5. Treating this as a one-time project.
Both GBP and website SEO need ongoing attention. Competitors are improving their listings and websites constantly. Set a recurring 30-minute weekly block for small improvements — upload a new photo, respond to reviews, publish a short blog post, or fix one issue flagged in your audit report.

How GBP and Website SEO Reinforce Each Other
These aren't competing priorities — they're two halves of a single system. Here's how they connect:
- Your website URL on GBP drives traffic to your site, where good SEO keeps visitors engaged and converts them into customers
- Consistent NAP data across your website and GBP builds trust with Google's local algorithm. Inconsistencies — even minor formatting differences — create doubt about which information is correct.
- LocalBusiness structured data on your website reinforces the information in your GBP listing and helps Google connect the two
- Website content gives Google more context about what your business does, improving GBP relevance for specific queries. A plumber with a detailed page about water heater installation is more likely to appear in the map pack for "water heater installer near me."
- GBP reviews build social proof that increases click-through rates from both local and organic results.

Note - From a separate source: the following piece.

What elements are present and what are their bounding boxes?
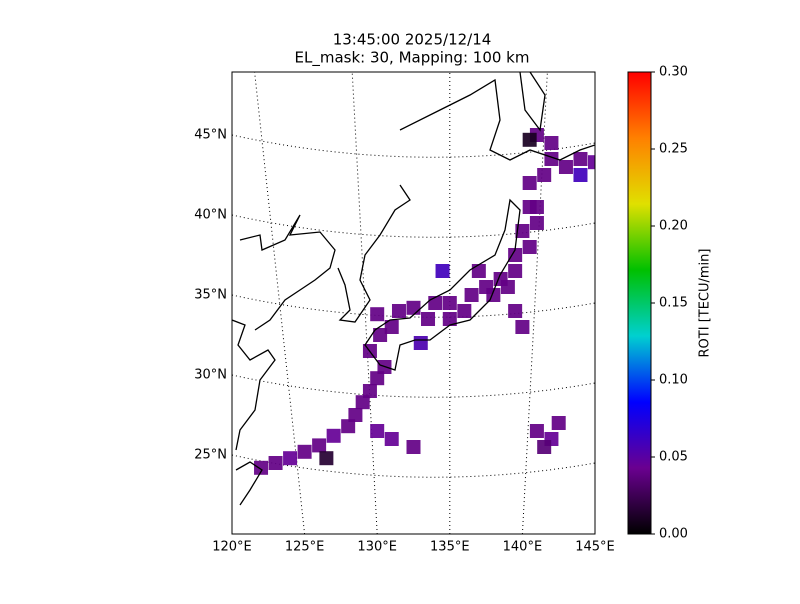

Seeing a 4.8-star rating with 50 reviews makes people more likely to click — whether the link is in the map pack or the organic results below.
The businesses that rank best locally have both a strong GBP and a well-optimized website. But they didn't build both at once — they started with whichever had the bigger gaps, fixed it, and then moved on.
Your Next Step
Start with one action today. Not a plan. Not more research. One concrete action.
If you're not sure what's wrong with your website, run a free audit with FreeSiteAudit. In under a minute, you'll get a scored report showing exactly what needs fixing — page speed, mobile usability, SEO issues, and security gaps. That gives you a concrete starting point instead of a vague to-do list.
If your GBP is clearly the weaker link, go claim or update it today using the checklist above. Start with the items that take five minutes or less: fix your hours, correct your phone number, update your categories. Then tackle the bigger items — photos, reviews, posts — over the next week.
Pick one, start now, and come back for the other in two weeks. Incremental progress beats perfect planning every time.